Cet arrêt du 17 février 2022 clarifie un point de droit essentiel : le cautionnement d'un bail d'habitation est un contrat spécifique, régi exclusivement par la loi du 6 juillet 1989. Les articles du Code de la consommation qui imposent des mentions manuscrites, des informations précontractuelles ou des plafonds d'engagement ne s'appliquent pas. Autrement dit, la caution d'un bail ne peut pas se prévaloir des règles protectrices du consommateur. Une décision qui change la donne, surtout pour les bailleurs.
Les faits : une histoire comme il en arrive chaque jour
Le 12 mai 2011, la SCI L'Oiseau de feu donne à bail un appartement à un locataire. Une société se porte caution solidaire. Le contrat de cautionnement est signé sous seing privé. Le locataire ne paie plus. Le bailleur actionne la caution. Celle-ci refuse, arguant que son engagement est nul : elle n'a pas reçu un exemplaire du bail, et le cautionnement ne respecte pas les formalités du Code de la consommation (articles L. 341-1 à L. 341-6).
La société caution saisit le tribunal, qui annule le cautionnement. Le bailleur fait appel. La cour d'appel de Metz confirme la nullité, estimant que le Code de la consommation s'applique. Le bailleur se pourvoit en cassation. La Cour de cassation casse l'arrêt d'appel : elle rappelle que le cautionnement d'un bail d'habitation est spécifiquement régi par la loi du 6 juillet 1989, et que les dispositions du Code de la consommation ne sont pas applicables. L'affaire est renvoyée devant la cour d'appel de Nancy.
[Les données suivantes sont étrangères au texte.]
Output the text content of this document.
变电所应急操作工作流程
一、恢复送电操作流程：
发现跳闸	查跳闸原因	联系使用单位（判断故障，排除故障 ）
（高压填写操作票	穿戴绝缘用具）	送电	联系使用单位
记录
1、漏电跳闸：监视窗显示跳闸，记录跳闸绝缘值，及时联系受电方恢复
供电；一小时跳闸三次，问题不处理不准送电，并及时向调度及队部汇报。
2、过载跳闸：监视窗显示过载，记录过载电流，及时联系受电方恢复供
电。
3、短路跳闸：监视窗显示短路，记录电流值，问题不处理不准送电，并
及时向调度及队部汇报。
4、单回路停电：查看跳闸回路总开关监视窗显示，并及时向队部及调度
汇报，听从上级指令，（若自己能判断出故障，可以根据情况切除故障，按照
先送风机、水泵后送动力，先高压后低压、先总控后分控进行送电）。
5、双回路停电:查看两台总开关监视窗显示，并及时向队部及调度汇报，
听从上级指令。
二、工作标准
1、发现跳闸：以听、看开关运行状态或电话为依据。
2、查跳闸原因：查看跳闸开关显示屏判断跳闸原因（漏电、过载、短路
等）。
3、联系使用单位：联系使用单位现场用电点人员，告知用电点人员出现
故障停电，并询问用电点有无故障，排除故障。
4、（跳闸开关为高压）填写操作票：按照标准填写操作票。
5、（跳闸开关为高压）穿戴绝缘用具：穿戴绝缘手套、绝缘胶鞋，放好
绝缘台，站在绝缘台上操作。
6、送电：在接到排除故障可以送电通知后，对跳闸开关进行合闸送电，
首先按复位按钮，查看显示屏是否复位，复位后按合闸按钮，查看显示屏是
Ce revirement est majeur. Jusqu'alors, certaines juridictions appliquaient le droit de la consommation aux cautions de baux d'habitation, offrant une protection renforcée. Désormais, la Cour de cassation tranche : c'est la loi de 1989 qui prime, avec ses propres règles (articles 22-1 et suivants).
Le raisonnement de la juridiction — décortiqué
La Cour de cassation fonde sa décision sur le principe de spécialité des lois. La loi du 6 juillet 1989 régit de manière exhaustive les rapports locatifs, y compris le cautionnement. L'article 22-1 de cette loi impose des mentions obligatoires dans l'acte de cautionnement (montant du loyer, durée, etc.), mais pas les formalités du Code de la consommation. Ce dernier ne s'applique qu'aux cautionnements souscrits par un consommateur en dehors de son activité professionnelle. Or, le cautionnement d'un bail d'habitation est un accessoire du bail, et le bail est lui-même régi par la loi de 1989.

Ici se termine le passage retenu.